Key Experimental Results¶
Main Results¶
| Task Complexity | ReWind / GVL / Dopamine Accuracy | vs. Random (0.5) | Key Observation |
|---|---|---|---|
| Pick/Place | 0.72–0.77 | Significantly Higher | Large visual differences; models are usable. |
| Reorient / Pour | mid-0.6 | Moderate | Requires fine execution quality; performance drops. |
| Tool Use | 0.52–0.62 | Near Random | Reward models fail completely on complex tasks. |
Qualitatively, in an "uncover lid without hitting the bowl" task, models predicted monotonically increasing rewards even when the lid clearly struck the bowl. In "pouring nuts," scores continued to increase even as nuts spilled outside the plate, suggesting models overestimate progress while ignoring negative events.
Ablation Study (GVL + In-context Negatives)¶
| Context Configuration | Gain (Simple Tasks) | Gain (Complex Tasks) | Description |
|---|---|---|---|
| Text description only | ≈ 0 | ≈ 0 | Abstract descriptions fail to ground to physical behavior. |
| Text + Real failure video | ≈ +8% | Negligible | Video helps with "obvious" failures but not subtle violations. |
| Text + Video + Dense Reward | ≈ +8% | ≈ +10% | Time-aligned dense penalties are critical for fine-grained tasks. |
Key Findings¶
- Failure modes across all three model types are highly isomorphic: they favor "apparent progress" and systematically underestimate safety violations and shortcuts. This gap widens as task complexity increases.
- The "format" of negative samples is more important than "quantity": pure text is nearly useless, and video only corrects coarse errors. Time-aligned dense reward labels are essential to capture fine-grained violations in tasks like Tool Use.
- Preference-guided self-distillation provides a cost-effective path by using sparse human preferences to filter reward sequences, amplifying the information density of human annotations by orders of magnitude.
Highlights & Insights¶
- The argument and evidence are tightly coupled—the authors don't just call for "bad data," they use the same RoboArena dataset to diagnose SOTA failures and prove that using bad data as in-context examples fixes the rankings.
- "Preference-guided self-distillation" is a versatile trick for any evaluation scenario with sparse labels, allowing models to upgrade their own intermediate outputs into dense supervision.
- Rebuttals to "Alternative Views" are robust: the authors don't deny that VLMs see failures during pre-training or that observability is an issue, but they explain why these are not substitutes for embodied-specific failure data.
Limitations & Future Work¶
- Empirical Scale: Evaluation is limited to one benchmark (RoboArena) and seven tabletop tasks, excluding navigation, long-horizon multi-step tasks, or bimanual collaboration.

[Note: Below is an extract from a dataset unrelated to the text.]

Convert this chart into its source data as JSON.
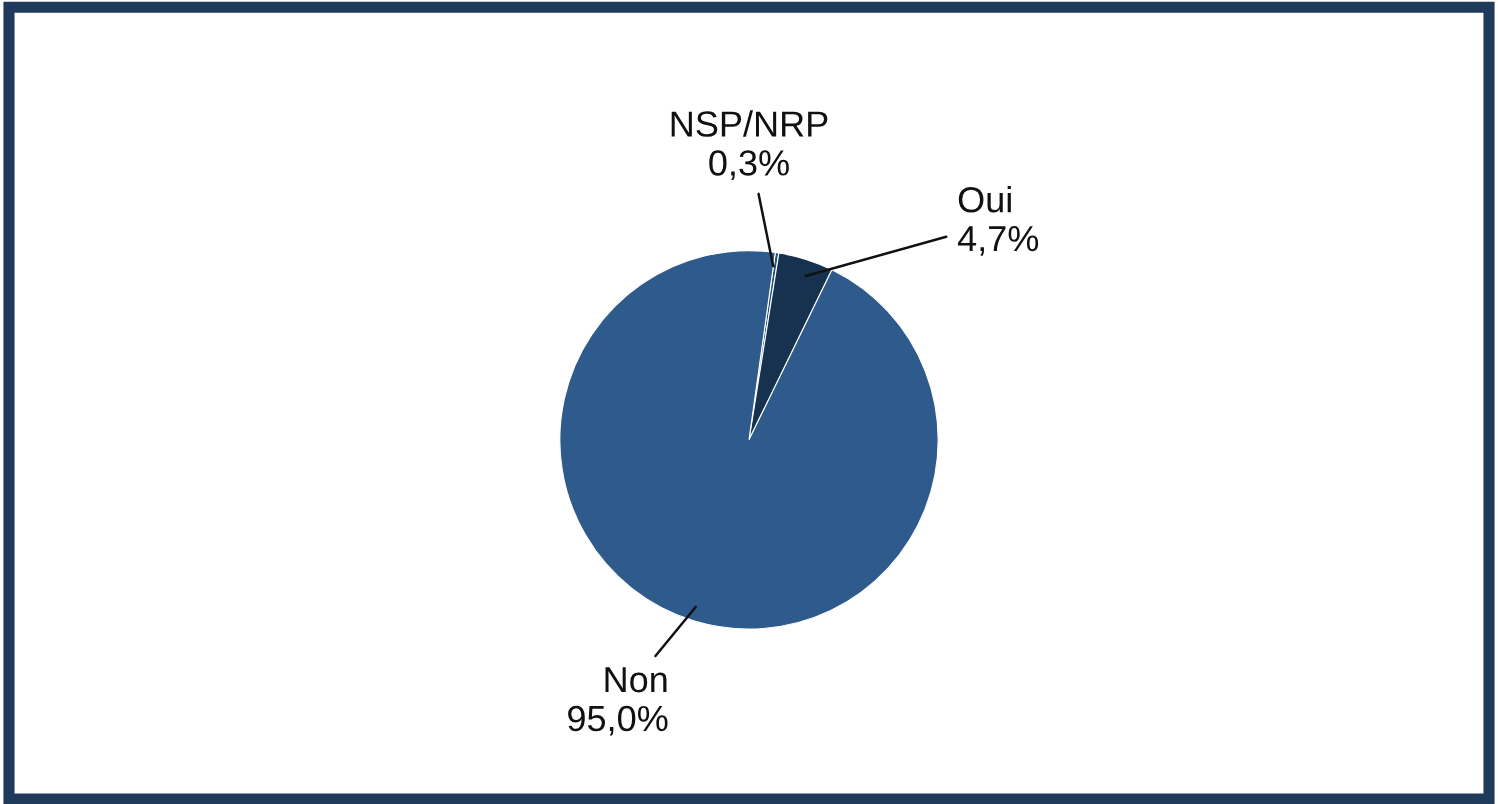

- Dependency on GVL: The construction of dense reward labels depends on the base model's sampling quality; if the model fails to generate even one human-aligned sequence in 10 samples, the selector reverts to random.
- Data Release Hurdles: Releasing failure data involves institutional compliance and privacy issues (e.g., recorded hardware damage or human intervention), which industry teams may be reluctant to share.
Related Work & Insights¶
- vs. ReWind: ReWind uses "imagined failures" (shuffled trajectories). This paper proves that synthetic negatives cannot cover real-world closed-loop failure modes.

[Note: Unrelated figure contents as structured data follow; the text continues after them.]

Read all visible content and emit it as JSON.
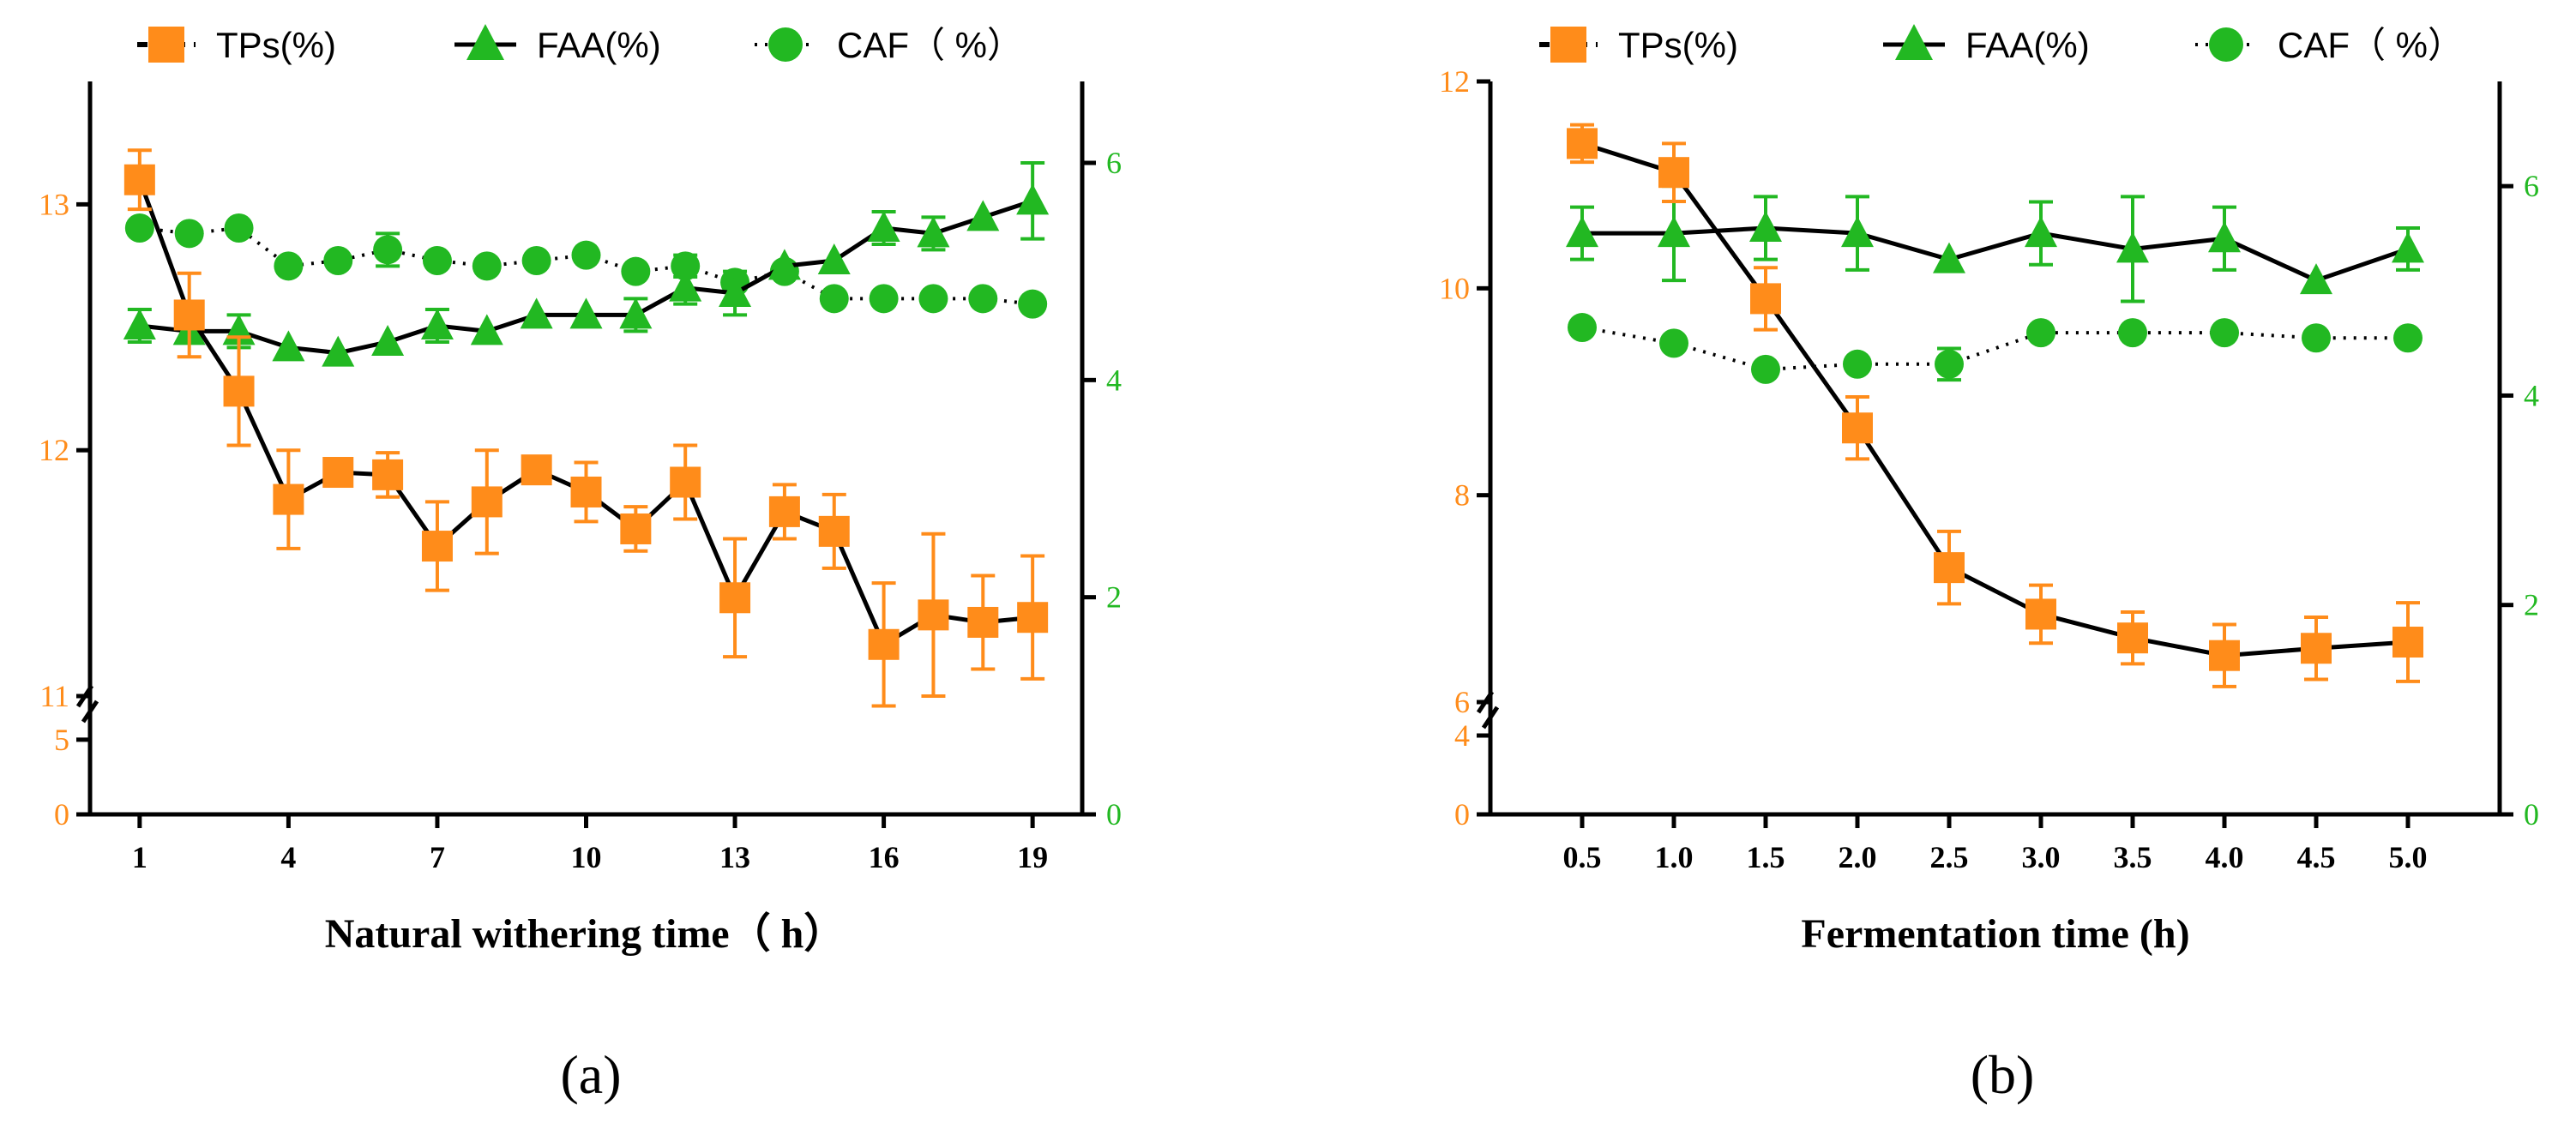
{
  "colors": {
    "tps": "#FF8C1A",
    "faa": "#22B822",
    "caf": "#22B822",
    "line": "#000000",
    "axis": "#000000"
  },
  "chart_data": [
    {
      "type": "line",
      "panel_label": "(a)",
      "xlabel": "Natural withering time（ h）",
      "x": [
        1,
        2,
        3,
        4,
        5,
        6,
        7,
        8,
        9,
        10,
        11,
        12,
        13,
        14,
        15,
        16,
        17,
        18,
        19
      ],
      "x_ticks": [
        1,
        4,
        7,
        10,
        13,
        16,
        19
      ],
      "x_tick_labels": [
        "1",
        "4",
        "7",
        "10",
        "13",
        "16",
        "19"
      ],
      "xlim": [
        0,
        20
      ],
      "y_left": {
        "lower_segment": {
          "range": [
            0,
            7
          ],
          "ticks": [
            0,
            5
          ],
          "tick_labels": [
            "0",
            "5"
          ]
        },
        "upper_segment": {
          "range": [
            11,
            13.5
          ],
          "ticks": [
            11,
            12,
            13
          ],
          "tick_labels": [
            "11",
            "12",
            "13"
          ]
        }
      },
      "y_right": {
        "range": [
          0,
          6.75
        ],
        "ticks": [
          0,
          2,
          4,
          6
        ],
        "tick_labels": [
          "0",
          "2",
          "4",
          "6"
        ]
      },
      "legend": [
        "TPs(%)",
        "FAA(%)",
        "CAF（ %）"
      ],
      "series": [
        {
          "name": "TPs(%)",
          "axis": "left",
          "marker": "square",
          "line": "solid",
          "values": [
            13.1,
            12.55,
            12.24,
            11.8,
            11.91,
            11.9,
            11.61,
            11.79,
            11.92,
            11.83,
            11.68,
            11.87,
            11.4,
            11.75,
            11.67,
            11.21,
            11.33,
            11.3,
            11.32
          ],
          "errors": [
            0.12,
            0.17,
            0.22,
            0.2,
            0.02,
            0.09,
            0.18,
            0.21,
            0.02,
            0.12,
            0.09,
            0.15,
            0.24,
            0.11,
            0.15,
            0.25,
            0.33,
            0.19,
            0.25
          ]
        },
        {
          "name": "FAA(%)",
          "axis": "right",
          "marker": "triangle",
          "line": "solid",
          "values": [
            4.5,
            4.45,
            4.45,
            4.3,
            4.25,
            4.35,
            4.5,
            4.45,
            4.6,
            4.6,
            4.6,
            4.85,
            4.8,
            5.05,
            5.1,
            5.4,
            5.35,
            5.5,
            5.65
          ],
          "errors": [
            0.15,
            0.0,
            0.15,
            0.0,
            0.0,
            0.0,
            0.15,
            0.0,
            0.0,
            0.0,
            0.15,
            0.15,
            0.2,
            0.0,
            0.0,
            0.15,
            0.15,
            0.0,
            0.35
          ]
        },
        {
          "name": "CAF（ %）",
          "axis": "right",
          "marker": "circle",
          "line": "dotted",
          "values": [
            5.4,
            5.35,
            5.4,
            5.05,
            5.1,
            5.2,
            5.1,
            5.05,
            5.1,
            5.15,
            5.0,
            5.05,
            4.9,
            5.0,
            4.75,
            4.75,
            4.75,
            4.75,
            4.7
          ],
          "errors": [
            0.0,
            0.0,
            0.0,
            0.0,
            0.0,
            0.15,
            0.0,
            0.0,
            0.0,
            0.0,
            0.0,
            0.1,
            0.0,
            0.0,
            0.0,
            0.0,
            0.0,
            0.0,
            0.0
          ]
        }
      ]
    },
    {
      "type": "line",
      "panel_label": "(b)",
      "xlabel": "Fermentation time (h)",
      "x": [
        0.5,
        1.0,
        1.5,
        2.0,
        2.5,
        3.0,
        3.5,
        4.0,
        4.5,
        5.0
      ],
      "x_ticks": [
        0.5,
        1.0,
        1.5,
        2.0,
        2.5,
        3.0,
        3.5,
        4.0,
        4.5,
        5.0
      ],
      "x_tick_labels": [
        "0.5",
        "1.0",
        "1.5",
        "2.0",
        "2.5",
        "3.0",
        "3.5",
        "4.0",
        "4.5",
        "5.0"
      ],
      "xlim": [
        0,
        5.5
      ],
      "y_left": {
        "lower_segment": {
          "range": [
            0,
            5
          ],
          "ticks": [
            0,
            4
          ],
          "tick_labels": [
            "0",
            "4"
          ]
        },
        "upper_segment": {
          "range": [
            6,
            12
          ],
          "ticks": [
            6,
            8,
            10,
            12
          ],
          "tick_labels": [
            "6",
            "8",
            "10",
            "12"
          ]
        }
      },
      "y_right": {
        "range": [
          0,
          7
        ],
        "ticks": [
          0,
          2,
          4,
          6
        ],
        "tick_labels": [
          "0",
          "2",
          "4",
          "6"
        ]
      },
      "legend": [
        "TPs(%)",
        "FAA(%)",
        "CAF（ %）"
      ],
      "series": [
        {
          "name": "TPs(%)",
          "axis": "left",
          "marker": "square",
          "line": "solid",
          "values": [
            11.4,
            11.12,
            9.9,
            8.65,
            7.3,
            6.85,
            6.62,
            6.45,
            6.52,
            6.58
          ],
          "errors": [
            0.18,
            0.28,
            0.3,
            0.3,
            0.35,
            0.28,
            0.25,
            0.3,
            0.3,
            0.38
          ]
        },
        {
          "name": "FAA(%)",
          "axis": "right",
          "marker": "triangle",
          "line": "solid",
          "values": [
            5.55,
            5.55,
            5.6,
            5.55,
            5.3,
            5.55,
            5.4,
            5.5,
            5.1,
            5.4
          ],
          "errors": [
            0.25,
            0.45,
            0.3,
            0.35,
            0.0,
            0.3,
            0.5,
            0.3,
            0.0,
            0.2
          ]
        },
        {
          "name": "CAF（ %）",
          "axis": "right",
          "marker": "circle",
          "line": "dotted",
          "values": [
            4.65,
            4.5,
            4.25,
            4.3,
            4.3,
            4.6,
            4.6,
            4.6,
            4.55,
            4.55
          ],
          "errors": [
            0.0,
            0.0,
            0.0,
            0.0,
            0.15,
            0.0,
            0.0,
            0.0,
            0.0,
            0.0
          ]
        }
      ]
    }
  ]
}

- vs. Constitutional AI: While Constitutional AI uses text principles for values, this work shows text is insufficient for physical grounding, necessitating "values" to be grounded in visual-temporal data.
- vs. UQ (Uncertainty Quantification): The authors acknowledge UQ's utility but note that positive-only data cannot calibrate the false positive rate, as the definition of a false positive is anchored in unobserved negative samples.